On your blog, you’re very candid about the obstacles you face as an artist releasing music through your own independent label, Avitone, and dealing with a corporate radio system that only wants to play a limited number of artists.
The first stations that played ”Borderline” were smooth jazz. There’s NPR; there’s satellite radio. There are still areas where they can put variety on the playlist. But top 40 and R&B/Urban, they’re only playing something that sounds like something else.

Even Madonna can’t seem to get airplay anymore.
No, she doesn’t, but it doesn’t matter. Her records are still successful. It’s a question of ”How do you define success?” Ultimately, success is doing what it is you believe in. You see some artists — and no disrespect to any of them — but you can see they’re really grasping, trying to appeal to this small group of people that only like this stuff that sounds like 50 other records.
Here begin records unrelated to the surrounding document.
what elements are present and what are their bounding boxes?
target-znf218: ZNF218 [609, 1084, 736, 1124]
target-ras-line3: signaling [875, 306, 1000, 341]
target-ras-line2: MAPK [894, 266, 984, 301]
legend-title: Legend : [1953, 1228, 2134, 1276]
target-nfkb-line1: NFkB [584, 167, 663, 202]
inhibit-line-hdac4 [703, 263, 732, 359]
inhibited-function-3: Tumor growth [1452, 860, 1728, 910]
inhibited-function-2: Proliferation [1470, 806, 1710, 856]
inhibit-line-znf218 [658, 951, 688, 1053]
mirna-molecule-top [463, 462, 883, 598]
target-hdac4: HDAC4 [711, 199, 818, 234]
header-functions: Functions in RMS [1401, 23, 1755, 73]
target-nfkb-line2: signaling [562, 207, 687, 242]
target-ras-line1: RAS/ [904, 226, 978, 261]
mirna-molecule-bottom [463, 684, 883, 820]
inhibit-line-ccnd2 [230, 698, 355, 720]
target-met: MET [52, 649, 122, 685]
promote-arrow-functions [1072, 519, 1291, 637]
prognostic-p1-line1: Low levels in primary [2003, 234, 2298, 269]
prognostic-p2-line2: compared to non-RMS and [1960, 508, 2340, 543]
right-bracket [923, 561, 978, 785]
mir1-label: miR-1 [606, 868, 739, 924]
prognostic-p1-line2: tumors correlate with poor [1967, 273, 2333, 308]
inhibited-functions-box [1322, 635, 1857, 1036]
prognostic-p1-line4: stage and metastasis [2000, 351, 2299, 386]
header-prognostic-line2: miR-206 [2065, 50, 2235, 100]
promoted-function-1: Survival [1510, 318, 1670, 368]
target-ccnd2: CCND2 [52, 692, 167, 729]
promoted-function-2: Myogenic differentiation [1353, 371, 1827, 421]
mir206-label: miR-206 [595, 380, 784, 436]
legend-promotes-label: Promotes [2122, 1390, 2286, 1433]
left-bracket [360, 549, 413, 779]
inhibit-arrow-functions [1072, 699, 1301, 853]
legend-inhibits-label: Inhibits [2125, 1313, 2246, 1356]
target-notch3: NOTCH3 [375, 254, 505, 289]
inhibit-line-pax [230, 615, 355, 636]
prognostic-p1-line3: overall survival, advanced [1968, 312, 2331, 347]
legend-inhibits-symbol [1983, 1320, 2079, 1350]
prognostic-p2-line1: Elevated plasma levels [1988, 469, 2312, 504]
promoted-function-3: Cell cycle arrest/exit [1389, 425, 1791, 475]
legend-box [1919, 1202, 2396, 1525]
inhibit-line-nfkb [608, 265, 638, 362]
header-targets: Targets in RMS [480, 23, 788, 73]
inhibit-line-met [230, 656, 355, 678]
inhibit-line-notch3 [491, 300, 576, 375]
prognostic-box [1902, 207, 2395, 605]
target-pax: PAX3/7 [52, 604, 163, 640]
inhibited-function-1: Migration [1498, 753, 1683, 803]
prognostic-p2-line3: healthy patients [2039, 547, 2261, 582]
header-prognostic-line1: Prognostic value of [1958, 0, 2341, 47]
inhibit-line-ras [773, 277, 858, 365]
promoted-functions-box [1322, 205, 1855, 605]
Instead of being fearless.

Let’s talk about some of the original material on the CD. ”A Bed of Roses” really touches on some of the things happening in the news right now.
That song is probably the best representation of the whole project. The lyrical content is about disappointment, but always being optimistic. ”Life is no bed of roses, you’ve got to get up, get up, get over it.” [Singing about] single mothers, the war, the government, people struggling…bittersweet things.

You definitely get political, but in an organic sort of way.
Yeah, without being overbearing. The week I wrote it, there were a lot of things on the news about the war. There was something about a family, and they were upset because they wanted answers about what had happened to their son. They were very patriotic, but they felt betrayed by the government: ”Our son gave his life.” I can’t even imagine it. The lyrics, ”War kills, you can’t take it back/ Families left wondering, what happened to our dreams?” All these kids who go to war, it’s part of their dream to feel like they’re doing something that’s right. And it goes awry. The song was a way of putting it out there. It’s amazing to me there are so few songs on the radio that try to touch the subject, over several years now. It’s nowhere creatively, except for Neil Young, and some rock artists, they’ve covered the subject.